Prisons of The Reign of Terror - Background

Background

Some members of Committee of Public Safety and of Committee of General Security had decided by political calculation, with various ulterior motives, to accentuate Terror by "purging" (it is their word) the prisons of Paris. Those were overflowing since the removal of the provincial revolutionary tribunals, in March 1794—the defendants stopped in the provinces were submitted in Paris, the recrudescence of the orders of arrest launched in Ile-de-France, by the Committee of general security and the "administrative slownesses" of the revolutionary Tribunal of Paris, backed-up by the paperwork, and the need for arguing the charges.

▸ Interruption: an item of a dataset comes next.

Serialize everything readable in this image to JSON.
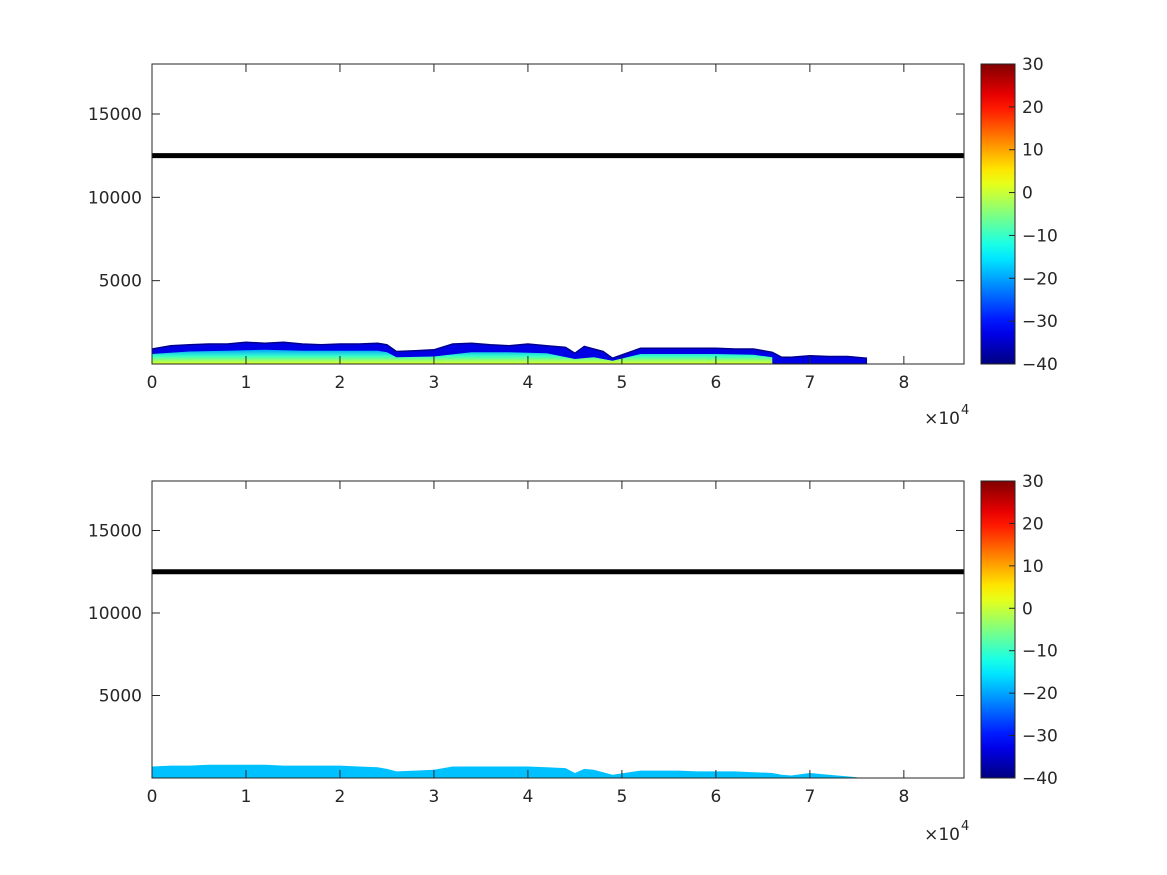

Under the law of the 22 Prairal, the alleged conspiracies of prisoners made it possible to go more quickly, and to comb out the prisons. All the prisoners of one or the other of the many Parisian prisons, whatever the reason for their imprisonment - suspects, prevented or already judged, were concerned overall. The alleged conspiracy of Bicêtre, which made it possible to get rid, of more than seventy people, from 28 Prairal, until 8 Messidor, assembled by the Committee of general security, and Voulland in particular, with the downstream of Bertrand Barère de Vieuzac, Jacques Nicolas Billaud-Varenne, and Jean-Marie Collot d'Herbois, was the first operation of great width assembled after the law of the 22 Pairial. The Osselin deputy, implied in corruption affairs, and who knew something about the corrupt practices of his former colleagues, of the Committee of general security, in particular Jean-Pierre-Andre Amar, and who had avoided capital punishment four months earlier, was one of these victims, from whom they feared revelations. It is Valagnos, a prisoner condemned to irons, and on standby of the deportation who had agreed to bear false witnesses, agreed to come out to charge the defendants at the revolutionary Tribunal. This business of false conspiracy was followed by "the business" of Luxembourg, a conspiracy whose reality rested, still exclusively, on the false witnesses of individuals who, against various promises, had to deposit with the revolutionary Tribunal, and which sometimes themselves were carried out thereafter.